Summary
In Ex parte Barfield, 697 S.W.2d 420 (Tex.Cr.App. 1985), the applicant collaterally attacked his life sentence imposed under V.T.C.A., Penal Code, § 12.42(d).
Summary of this case from Ex Parte WilliamsOpinion
No. 69485.
October 9, 1985.
Appeal from the 87th Judicial District Court, Freestone County, Tate McCain, J.
Jesse M. Barfield, pro se.
Robert Huttash, State's Atty., Austin, for the State.
Before the court en banc.
OPINION
Applicant filed this application for a post conviction writ of habeas corpus pursuant to Art. 11.07, V.A.C.C.P. Applicant's habeas corpus application was first filed in the convicting court as required by Art. 11.07. No orders or answers were filed by the convicting court or the State and the application was forwarded to this Court pursuant to Art. 11.07, Sec. 2(c).
In 1977, a jury convicted applicant of burglary and found that he had been twice previously convicted of felonies. In accord with V.T.C.A. Penal Code, Sec. 12.42(d), the court assessed punishment at life imprisonment. We affirmed the conviction in our Cause No. 58,688, an unpublished per curiam opinion.

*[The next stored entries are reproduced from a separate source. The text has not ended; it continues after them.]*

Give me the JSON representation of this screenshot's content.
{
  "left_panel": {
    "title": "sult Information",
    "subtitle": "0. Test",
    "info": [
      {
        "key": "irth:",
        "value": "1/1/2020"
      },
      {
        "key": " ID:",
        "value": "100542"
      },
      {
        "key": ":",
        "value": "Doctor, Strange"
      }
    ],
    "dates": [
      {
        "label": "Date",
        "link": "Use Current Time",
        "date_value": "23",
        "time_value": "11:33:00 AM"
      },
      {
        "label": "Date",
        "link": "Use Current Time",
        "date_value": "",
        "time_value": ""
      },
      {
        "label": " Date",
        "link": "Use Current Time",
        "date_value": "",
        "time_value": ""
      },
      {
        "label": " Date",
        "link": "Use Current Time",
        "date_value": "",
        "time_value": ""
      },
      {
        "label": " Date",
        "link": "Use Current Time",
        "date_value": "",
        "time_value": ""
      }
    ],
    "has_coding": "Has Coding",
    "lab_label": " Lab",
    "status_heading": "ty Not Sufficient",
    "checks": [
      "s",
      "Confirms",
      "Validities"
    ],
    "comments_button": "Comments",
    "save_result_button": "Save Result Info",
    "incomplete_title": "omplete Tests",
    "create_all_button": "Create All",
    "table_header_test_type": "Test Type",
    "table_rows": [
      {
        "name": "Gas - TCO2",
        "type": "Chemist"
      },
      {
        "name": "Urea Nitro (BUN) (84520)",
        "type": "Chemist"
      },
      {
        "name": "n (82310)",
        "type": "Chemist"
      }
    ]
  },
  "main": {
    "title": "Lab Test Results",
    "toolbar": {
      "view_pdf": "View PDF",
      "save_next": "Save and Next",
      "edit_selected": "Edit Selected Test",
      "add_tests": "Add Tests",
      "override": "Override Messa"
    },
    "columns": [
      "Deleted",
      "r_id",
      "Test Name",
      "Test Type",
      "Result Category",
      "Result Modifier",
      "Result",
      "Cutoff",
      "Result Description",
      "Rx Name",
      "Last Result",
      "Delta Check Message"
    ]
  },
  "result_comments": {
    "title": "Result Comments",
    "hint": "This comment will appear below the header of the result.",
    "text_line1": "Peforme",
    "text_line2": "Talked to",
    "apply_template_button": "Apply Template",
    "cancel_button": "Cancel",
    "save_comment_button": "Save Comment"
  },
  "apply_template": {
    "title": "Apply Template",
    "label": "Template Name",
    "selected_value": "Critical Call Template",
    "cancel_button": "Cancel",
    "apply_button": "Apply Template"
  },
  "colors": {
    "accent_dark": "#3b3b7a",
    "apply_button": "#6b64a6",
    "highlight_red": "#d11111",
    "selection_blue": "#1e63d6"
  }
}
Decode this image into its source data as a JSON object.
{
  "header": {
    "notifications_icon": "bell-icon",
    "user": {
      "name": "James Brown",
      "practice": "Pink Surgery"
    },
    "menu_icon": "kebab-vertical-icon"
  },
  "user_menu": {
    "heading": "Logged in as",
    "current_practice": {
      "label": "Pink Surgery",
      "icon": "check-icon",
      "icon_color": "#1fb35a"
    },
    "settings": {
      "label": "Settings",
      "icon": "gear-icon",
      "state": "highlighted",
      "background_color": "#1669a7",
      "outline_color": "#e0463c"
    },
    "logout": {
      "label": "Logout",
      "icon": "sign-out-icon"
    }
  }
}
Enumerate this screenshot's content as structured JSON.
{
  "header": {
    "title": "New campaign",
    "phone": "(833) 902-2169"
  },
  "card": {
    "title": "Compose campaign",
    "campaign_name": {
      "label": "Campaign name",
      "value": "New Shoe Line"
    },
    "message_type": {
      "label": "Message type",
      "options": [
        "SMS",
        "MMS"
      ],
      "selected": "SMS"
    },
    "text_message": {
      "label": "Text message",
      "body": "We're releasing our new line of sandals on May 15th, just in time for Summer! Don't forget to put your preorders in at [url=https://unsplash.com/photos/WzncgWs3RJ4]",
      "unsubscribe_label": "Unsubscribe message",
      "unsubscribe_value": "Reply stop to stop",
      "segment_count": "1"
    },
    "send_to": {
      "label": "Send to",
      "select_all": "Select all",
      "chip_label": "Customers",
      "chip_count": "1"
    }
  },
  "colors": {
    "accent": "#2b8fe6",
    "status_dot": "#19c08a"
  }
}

Applicant contends that he was denied due process of law because no evidence was introduced at his trial to prove that his second prior felony conviction was for an offense committed after his first prior felony conviction became final, as required by Sec. 12.42(d), supra. Hickman v. State, 548 S.W.2d 736 (Tex.Cr.App. 1977). Applicant correctly contends that since this is a "no evidence" case as opposed to one alleging "insufficient evidence," he is entitled to raise his contention by way of collateral attack by writ of habeas corpus. See Ex. Parte Murchison, 560 S.W.2d 654 (Tex.Cr.App. 1978); and French v. Estelle, 692 F.2d 1021, 1024, n. 6, (5th Cir. 1982).
Cf. Ash v. State, 514 S.W.2d 762 (Tex.Cr.App. 1974). The validity of Ash may be doubtful given the above-mentioned cases.
An examination of the papers contained in the application before us and of the record in the original trial (see Ex Parte Johnston, 587 S.W.2d 163 [Tex.Cr.App. 1979], reveals that the State introduced into evidence two "pen packets" containing judgments and sentences of the prior convictions that were used to enhance the instant case. Applicant's conviction for forgery in Cause No. 114,352 was final on March 12, 1965; this conviction was final before the commission of the primary offense which apparently occurred on February 26, 1977. Applicant's conviction for burglary in Cause No. 33,470 was final on March 22, 1962. The record does not show when the offense in Cause No. 114,352, the second prior felony, was committed. There is, as applicant alleges, no evidence showing the date of the commission of the second prior felony alleged for enhancement. Applicant is entitled to relief.
Because the case was tried to a jury at the guilt-innocence stage and at the punishment stage, applicant is entitled to a new trial on the issue of guilt as well as punishment. Ex Parte Augusta, 639 S.W.2d 481 (Tex.Cr.App. 1982); Hickman, supra.
The judgment of conviction in Cause No. 8078-B in the 87th District Court of Freestone County is ordered set aside and applicant is remanded to the custody of the Sheriff of Freestone County to answer the indictment in this cause. A copy of this opinion will be forwarded by the Clerk of this Court to the Texas Department of Corrections.
In the event of retrial the second felony conviction alleged for enhancement cannot be used by the State for any purpose. Washington v. State, 677 S.W.2d 524 (Tex.Cr.App. 1984).
TOM G. DAVIS, J., not participating.